The recent events in New York and Washington, D.C., and the war in Afghanistan have put a whole different perspective on this year’s Thanksgiving festivities. As American families gather together to give thanks for their good fortune and eat a traditional turkey dinner, there will be something lingering in the back of their minds. That something is the memory of the horrific images seen on Sept. 11.
For some families, they will spend Thanksgiving grieving for the loved one’s they lost. Others will be praying for the safe return of their loved ones from the war. Now, more than ever, the concept of family has become very important. Togetherness has been a comforting factor in our nation’s healing process.

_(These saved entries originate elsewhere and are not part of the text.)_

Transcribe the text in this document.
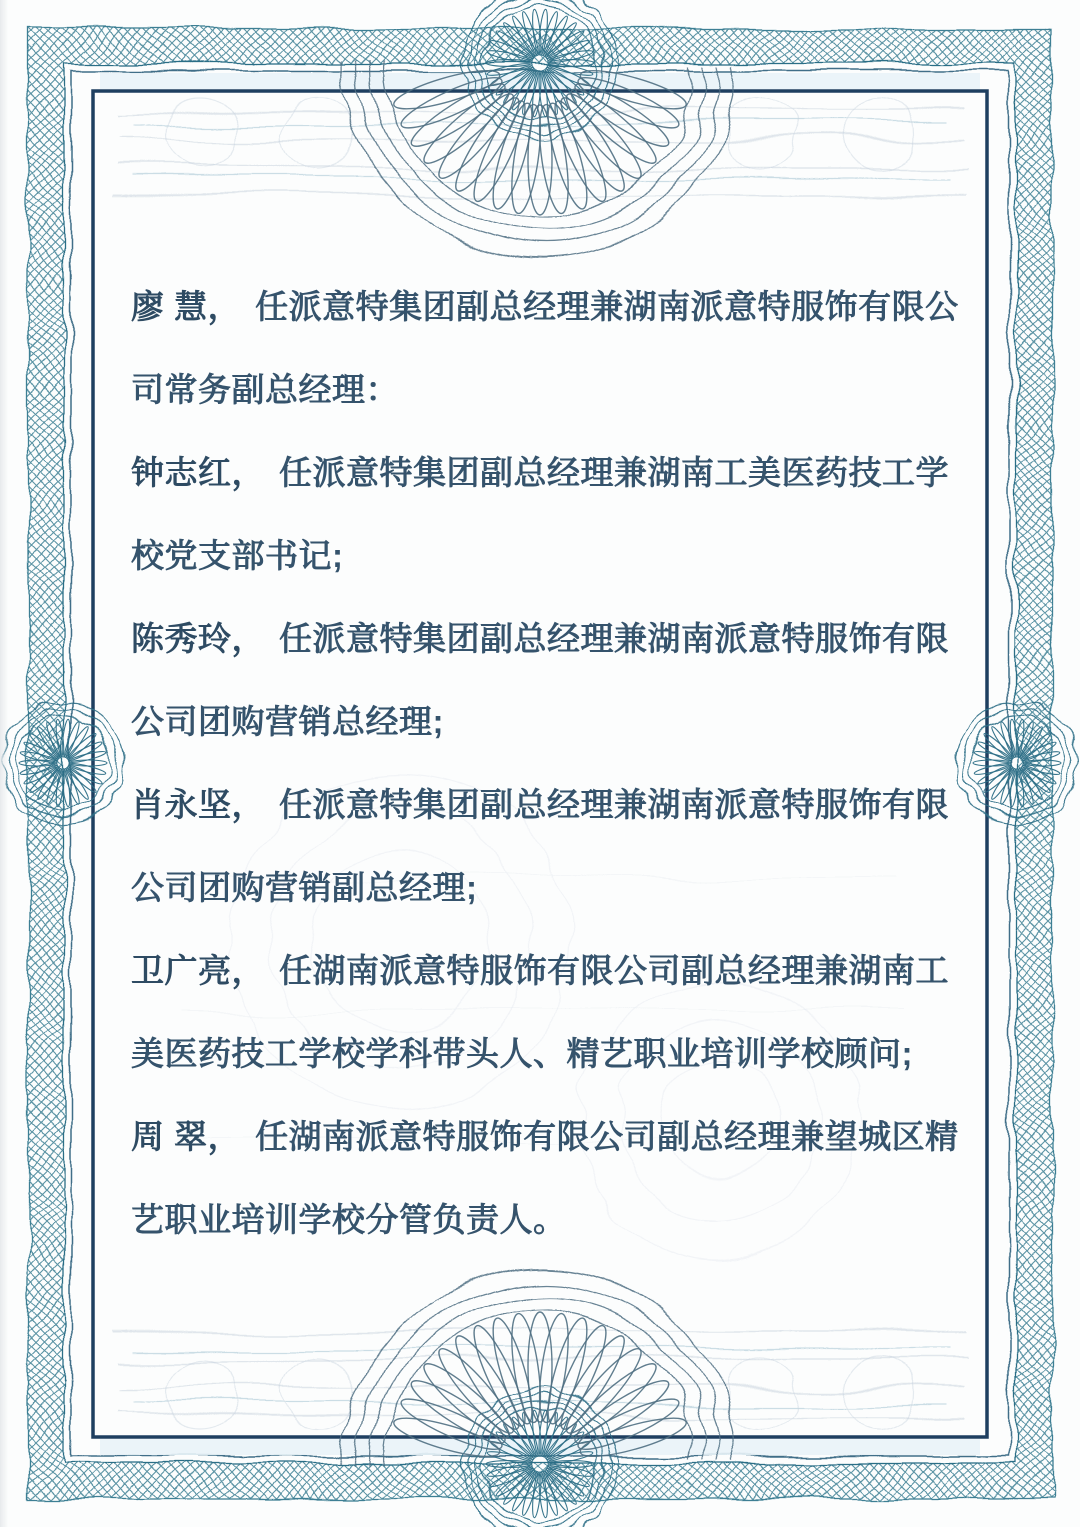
廖 慧， 任派意特集团副总经理兼湖南派意特服饰有限公司常务副总经理：

钟志红， 任派意特集团副总经理兼湖南工美医药技工学校党支部书记;

陈秀玲， 任派意特集团副总经理兼湖南派意特服饰有限公司团购营销总经理;

肖永坚， 任派意特集团副总经理兼湖南派意特服饰有限公司团购营销副总经理;

卫广亮， 任湖南派意特服饰有限公司副总经理兼湖南工美医药技工学校学科带头人、精艺职业培训学校顾问;

周 翠， 任湖南派意特服饰有限公司副总经理兼望城区精艺职业培训学校分管负责人。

As families reunite, old wounds will be opened. Some will heal, and some will become more painful. Perhaps the renewal of patriotism will grow in the hearts of the American people over the coming holiday.
Although views of retaliation differ, one thing is certain. Those who survived, those who were left behind, and those who have been affected by these tragedies, are thankful to be alive.
In many instances there has been newfound devotions to different faiths. Many people look to a higher power to find answers to why things like this happen. We must remember that, although bad things happen, what has not destroyed us has made us stronger.
America’s whole way of life has changed. We must never forget the events that took place or the struggles we faced to overcome these tragedies. This Thanksgiving, throughout America, we will remember our lost citizens, we will remember the heroes that fought to save them, risking there own lives in the process, and we will be grateful for the ones we still have.